Ana Lehmann, professora da Universidade do Porto, defende que a robotização da indústria não é necessariamente má: permite ter produção mais rápida e seres humanos mais qualificados.

Para muitas empresas, introduzir “dois ou três robôs não chega”, no futuro, defende. No entanto, há outras empresas que caminham, pelo contrário, para a exclusividade. “O consumidor que quer exclusivo, quer um fato exclusivo, se calhar até quer ver uma foto da costureira, quer uma experiência turística exclusiva” representará, então, outro tipo de mercado.
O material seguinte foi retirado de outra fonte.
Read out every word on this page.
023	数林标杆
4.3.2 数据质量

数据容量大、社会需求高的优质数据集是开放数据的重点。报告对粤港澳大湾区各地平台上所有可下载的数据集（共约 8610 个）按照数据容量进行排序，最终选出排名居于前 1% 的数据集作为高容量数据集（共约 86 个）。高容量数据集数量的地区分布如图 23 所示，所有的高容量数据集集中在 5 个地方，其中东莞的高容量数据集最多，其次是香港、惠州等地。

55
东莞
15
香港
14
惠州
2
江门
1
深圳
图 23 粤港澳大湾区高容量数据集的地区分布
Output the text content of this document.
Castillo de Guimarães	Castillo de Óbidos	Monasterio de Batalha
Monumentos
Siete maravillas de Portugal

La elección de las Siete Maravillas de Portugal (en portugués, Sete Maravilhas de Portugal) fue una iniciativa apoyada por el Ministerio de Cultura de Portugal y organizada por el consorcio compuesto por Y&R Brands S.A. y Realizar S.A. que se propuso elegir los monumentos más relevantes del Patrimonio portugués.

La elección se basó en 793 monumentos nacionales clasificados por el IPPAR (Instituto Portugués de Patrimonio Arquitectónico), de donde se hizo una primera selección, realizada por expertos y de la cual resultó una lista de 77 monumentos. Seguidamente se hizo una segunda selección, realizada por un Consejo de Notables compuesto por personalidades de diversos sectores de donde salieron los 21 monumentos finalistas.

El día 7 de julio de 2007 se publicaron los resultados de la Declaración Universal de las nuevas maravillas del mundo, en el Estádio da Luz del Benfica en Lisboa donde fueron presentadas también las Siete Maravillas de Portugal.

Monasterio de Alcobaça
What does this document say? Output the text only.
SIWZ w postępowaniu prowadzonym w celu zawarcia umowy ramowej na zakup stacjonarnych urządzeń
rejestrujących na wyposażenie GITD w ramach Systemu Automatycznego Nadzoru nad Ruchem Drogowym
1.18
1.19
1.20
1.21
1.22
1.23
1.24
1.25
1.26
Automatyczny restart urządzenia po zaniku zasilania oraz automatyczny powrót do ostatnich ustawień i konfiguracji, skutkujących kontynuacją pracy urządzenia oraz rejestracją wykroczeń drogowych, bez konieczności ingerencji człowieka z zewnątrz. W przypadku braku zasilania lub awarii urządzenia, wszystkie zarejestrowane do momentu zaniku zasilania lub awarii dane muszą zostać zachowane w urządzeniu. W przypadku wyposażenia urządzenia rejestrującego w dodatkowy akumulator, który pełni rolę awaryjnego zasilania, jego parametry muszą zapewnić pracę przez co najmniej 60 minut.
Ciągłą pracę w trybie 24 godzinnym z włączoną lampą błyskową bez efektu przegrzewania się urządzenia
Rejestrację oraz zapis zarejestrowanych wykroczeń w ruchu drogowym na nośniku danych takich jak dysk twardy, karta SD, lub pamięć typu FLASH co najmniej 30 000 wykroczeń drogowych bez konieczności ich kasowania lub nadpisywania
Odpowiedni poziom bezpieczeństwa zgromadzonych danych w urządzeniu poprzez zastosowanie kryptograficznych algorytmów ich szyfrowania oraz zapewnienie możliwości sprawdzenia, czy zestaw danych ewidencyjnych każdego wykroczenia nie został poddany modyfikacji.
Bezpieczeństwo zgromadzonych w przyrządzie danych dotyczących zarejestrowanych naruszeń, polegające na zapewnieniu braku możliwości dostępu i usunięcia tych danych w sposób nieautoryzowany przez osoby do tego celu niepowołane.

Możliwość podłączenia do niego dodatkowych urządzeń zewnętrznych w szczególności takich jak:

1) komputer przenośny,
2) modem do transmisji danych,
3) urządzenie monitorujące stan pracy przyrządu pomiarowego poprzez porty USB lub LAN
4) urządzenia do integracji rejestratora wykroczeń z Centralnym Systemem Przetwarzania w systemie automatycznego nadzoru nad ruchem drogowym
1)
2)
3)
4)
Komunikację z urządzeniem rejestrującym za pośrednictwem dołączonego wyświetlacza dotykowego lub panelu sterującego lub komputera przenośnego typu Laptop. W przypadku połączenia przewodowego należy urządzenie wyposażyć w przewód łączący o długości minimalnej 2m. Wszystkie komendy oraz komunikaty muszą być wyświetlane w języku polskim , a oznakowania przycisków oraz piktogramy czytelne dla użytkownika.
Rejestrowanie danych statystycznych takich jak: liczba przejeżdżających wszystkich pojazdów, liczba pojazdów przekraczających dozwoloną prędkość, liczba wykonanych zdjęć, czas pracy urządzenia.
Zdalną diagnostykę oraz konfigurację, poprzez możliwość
Os empresários terão de conhecer o seu público e perceber se fará sentido uma robotização da produção, denfede a ex-Secretária de Estado da Indústria, para quem “o 4.0 não é um fenómeno de oferta, é um fenómeno de procura”.

Carlos Moedas veio em vídeo dizer que “a inovação precisa de ser regulada”

Carlos Moedas era para estar presente, mas na falta de presença física, fê-lo digitalmente. No fundo, é disso que falamos. Será digital o futuro da indústria? Em entrevista previamente filmada com António Costa, diretor do jornal ECO, o comissário europeu defendeu que há uma nova indústria a emergir entre o digital e o físico e entre o produto e o serviço. Chamou-lhe “Rede 4.0” porque “enquanto que na produção da economia linear, o importante era ir debaixo para cima, hoje o importante é ir do exterior para o centro da rede”.

As empresas portuguesas, na opinião de Carlos moedas, têm um caminho que ele mesmo teve enquanto “emigrante de muitos anos” para furarem o mercado internacional. “Se quero vender um produto em Nova Iorque, tenho de pensar novaiorquino”, alerta. Por terem uma dimensão pequena, terão de ser melhor do que as outras.

“Temos de chegar às reuniões antes dos outros, temos de falar mais línguas, temos de vender melhor e o nosso produto tem de ser superior”, argumenta, coisa que na sua opinião as empresas portuguesas fizeram bem durante os anos de crise.

Carlos Moedas defende que a “regulação no setor digital tinha de acontecer. E quem ganha? The first mover: a Europa”, que “está a dar o passo em frente”, na opinião do comissário europeu, tal como fez com a regulação dos dados, medida em que foi pioneira e pela qual foi vangloriada por Bill Gates.